Le Sénat refuse le conventionnement aux mutuelles mais fait des cadeaux au médecins

Le Sénat a adopté vendredi, en deuxième lecture, la proposition de loi (PPL) dite Fourcade, modifiant la loi "HPST" de juillet 2009, indique Le Quotidien du médecin d'aujourd'hui. Ce texte sera examiné du 6 au 8 juillet, en deuxième lecture, par l'Assemblée nationale.

Suivant l'avis de la commission des Affaires sociales, les sénateurs n'ont pas accordé aux mutuelles la possibilité de contracter directement avec des professionnels de santé pratiquant des tarifs "raisonnables", ou se conformant à des critères de qualité. Des accords considérés comme "gagnants-gagnants" par la Mutualité Française "car en échange d'engagements, ils profitent de la clientèle des mutuelles", avait fait valoir la semaine dernière son président, Etienne Caniard. A ce titre, latribune.fr cite l'entretien que Christian Saout a accordé vendredi à l'Afim dans lequel le président du Ciss estime que le conventionnement va "dans le sens de l'intérêt général".

Les sénateurs ont également rejeté une disposition sur la responsabilité civile professionnelle (RCP) sur les spécialités à risques, comme l'obstétrique, souligne Le Quotidien du médecin. Si le texte confirme la création d'un fonds financé par l'ensemble des professionnels de santé libéraux pour l'indemnisation des sinistres médicaux très lourds (supérieurs à 8 millions d'euros), le Sénat a réintroduit dans la loi les actions qui ouvrent la possibilité d'un recours par l'Office national d'indemnisation des accidents médicaux (Oniam).

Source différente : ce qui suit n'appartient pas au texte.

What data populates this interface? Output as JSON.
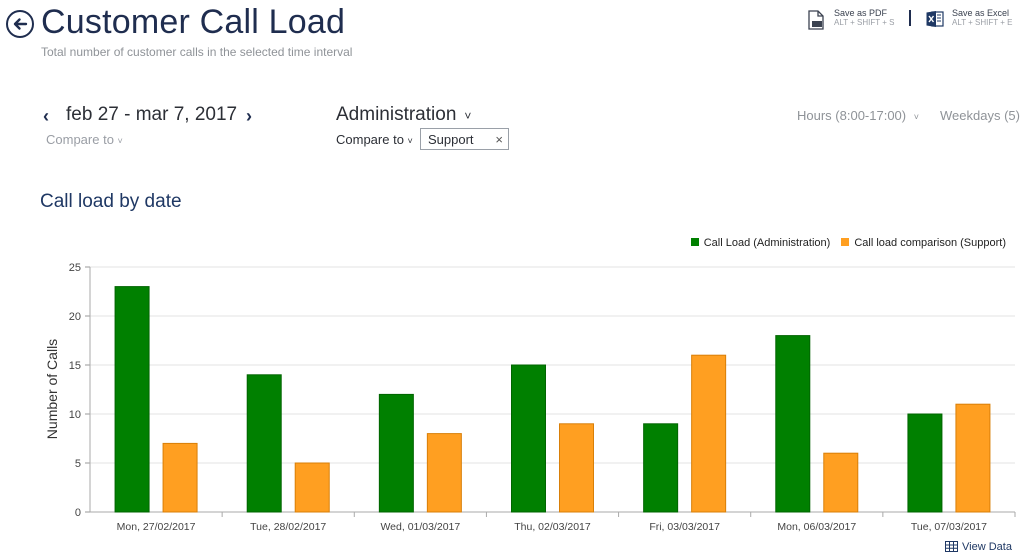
{
  "header": {
    "title": "Customer Call Load",
    "subtitle": "Total number of customer calls in the selected time interval"
  },
  "export": {
    "pdf_label": "Save as PDF",
    "pdf_shortcut": "ALT + SHIFT + S",
    "excel_label": "Save as Excel",
    "excel_shortcut": "ALT + SHIFT + E"
  },
  "filters": {
    "date_range": "feb 27 - mar 7, 2017",
    "compare_to_left": "Compare to",
    "department": "Administration",
    "compare_to_right": "Compare to",
    "compare_value": "Support",
    "hours": "Hours (8:00-17:00)",
    "weekdays": "Weekdays (5)"
  },
  "section": {
    "title": "Call load by date",
    "view_data": "View Data"
  },
  "colors": {
    "primary": "#008000",
    "comparison": "#ff9f21"
  },
  "chart_data": {
    "type": "bar",
    "ylabel": "Number of Calls",
    "ylim": [
      0,
      25
    ],
    "yticks": [
      0,
      5,
      10,
      15,
      20,
      25
    ],
    "categories": [
      "Mon, 27/02/2017",
      "Tue, 28/02/2017",
      "Wed, 01/03/2017",
      "Thu, 02/03/2017",
      "Fri, 03/03/2017",
      "Mon, 06/03/2017",
      "Tue, 07/03/2017"
    ],
    "series": [
      {
        "name": "Call Load (Administration)",
        "values": [
          23,
          14,
          12,
          15,
          9,
          18,
          10
        ]
      },
      {
        "name": "Call load comparison (Support)",
        "values": [
          7,
          5,
          8,
          9,
          16,
          6,
          11
        ]
      }
    ],
    "legend": "top-right",
    "grid": true
  }
}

En revanche, la Haute Assemblée a supprimé toutes les mesures contraignantes pour les médecins : déclaration des congés, remplacements dans les zones sous-dotées sous peine de sanctions financières, obligation pour les dentistes d'afficher le prix d'achat des prothèses… souligne latribune.fr.

Concernant la taxe de 50 centimes d'euro sur les feuilles de soins papier, les sénateurs ont renvoyé le sujet aux négociations conventionnelles, qui doivent s'achever le 30 septembre. "A dix mois de l'élection présidentielle, il s'agit de satisfaire certaines revendications des médecins libéraux", estime latribune.fr.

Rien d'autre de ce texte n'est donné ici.